Pratt plays Dan Forester, a high school science teacher and military veteran. His wife Emmy (Betty Gilpin), has a young daughter, Muri (Ryan Kiera Armstrong). The world is interrupted when, during a televised soccer match (presumably because “The Dark Knight Rises”) had already caused a cataclysm at a stadium football field, a portal opens and futurist soldiers emerge with a message: The world will be overthrown in 30 years. They need to rely on the past for help in defeating the “white spikes,” or voracious invaders. They must send new recruits to the fight through a time link which only allows them to travel backwards and forwards from the present to three centuries in the future.
There is much international animosity and TV-news debate that follows. Some claim that this is their war and not ours. There are clear parallels to today’s existential distress due to climate change in the near-future, foretold apocalypse. It has been the backdrop of many disaster movies over the past few decades. The Tomorrow War cleverly encapsulates its planet metaphor in sci-fi action, which ultimately culminates in the icy northern.
Forester is drafted and implanted with a digital wristband that allows him to enter the portal. The fight is so desperate that both military-trained and civilian recruits are involved. His decision to go to war is told with sincere emotion and a sense of sacrifice. Forester’s father, J.K. Simmons, a Vietnam vet who struggled to adjust to his family after the war, shows how soldiering has a lasting impact on generations. Emmy states that only 30% of those who return from the “tomorrow” war are still alive, while most others are just shells. The Tomorrow War spends most its time in the future. But its central theme remains timeless: the repeated tragedy that sometimes you don’t return the same after war.
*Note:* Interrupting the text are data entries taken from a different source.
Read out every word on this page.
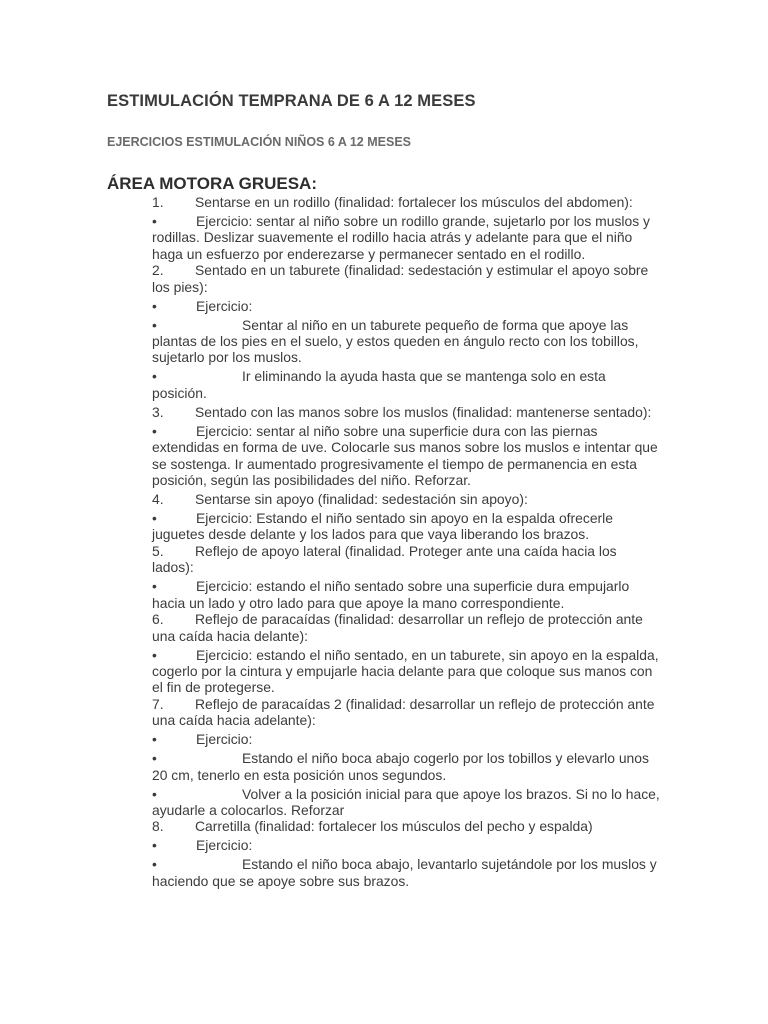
ESTIMULACIÓN TEMPRANA DE 6 A 12 MESES
EJERCICIOS ESTIMULACIÓN NIÑOS 6 A 12 MESES
ÁREA MOTORA GRUESA:

1. Sentarse en un rodillo (finalidad: fortalecer los músculos del abdomen):

•	Ejercicio: sentar al niño sobre un rodillo grande, sujetarlo por los muslos y rodillas. Deslizar suavemente el rodillo hacia atrás y adelante para que el niño haga un esfuerzo por enderezarse y permanecer sentado en el rodillo.

2. Sentado en un taburete (finalidad: sedestación y estimular el apoyo sobre los pies):

•	Ejercicio:

•	Sentar al niño en un taburete pequeño de forma que apoye las plantas de los pies en el suelo, y estos queden en ángulo recto con los tobillos, sujetarlo por los muslos.

•	Ir eliminando la ayuda hasta que se mantenga solo en esta posición.

3. Sentado con las manos sobre los muslos (finalidad: mantenerse sentado):

•	Ejercicio: sentar al niño sobre una superficie dura con las piernas extendidas en forma de uve. Colocarle sus manos sobre los muslos e intentar que se sostenga. Ir aumentado progresivamente el tiempo de permanencia en esta posición, según las posibilidades del niño. Reforzar.

4. Sentarse sin apoyo (finalidad: sedestación sin apoyo):

•	Ejercicio: Estando el niño sentado sin apoyo en la espalda ofrecerle juguetes desde delante y los lados para que vaya liberando los brazos.

5. Reflejo de apoyo lateral (finalidad. Proteger ante una caída hacia los lados):

•	Ejercicio: estando el niño sentado sobre una superficie dura empujarlo hacia un lado y otro lado para que apoye la mano correspondiente.

6. Reflejo de paracaídas (finalidad: desarrollar un reflejo de protección ante una caída hacia delante):

•	Ejercicio: estando el niño sentado, en un taburete, sin apoyo en la espalda, cogerlo por la cintura y empujarle hacia delante para que coloque sus manos con el fin de protegerse.

7. Reflejo de paracaídas 2 (finalidad: desarrollar un reflejo de protección ante una caída hacia adelante):

•	Ejercicio:

•	Estando el niño boca abajo cogerlo por los tobillos y elevarlo unos 20 cm, tenerlo en esta posición unos segundos.

•	Volver a la posición inicial para que apoye los brazos. Si no lo hace, ayudarle a colocarlos. Reforzar

8. Carretilla (finalidad: fortalecer los músculos del pecho y espalda)

•	Ejercicio:

•	Estando el niño boca abajo, levantarlo sujetándole por los muslos y haciendo que se apoye sobre sus brazos.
It seems that the mix of civilians is also meant to bring some more fun people to the fight. Mary Lynn Rajskub, but particularly Sam Richardson, immediately made friends with Forester through his nonstop, anxiety-induced and deadpan prattle. Richardson, who is a veteran of “Veep,” excels at this and it’s a joy to see him more on the center stage. He’s even more impressive in “Werewolves Within,” a new horror-comedy film. McKay, the director of “The Lego Movie,” excels in humor and “The Tomorrow War” is a good example. Although it’s not as adept at striking the operatic notes that it attempts to strike, it can still be a good choice for aliens.
The Motion Picture Association of America has rated “The Tomorrow War” as PG-13 for its intense sci-fi violence, action, language, and suggestive references. Running time: 140 minutes. Four stars, two and a quarter stars.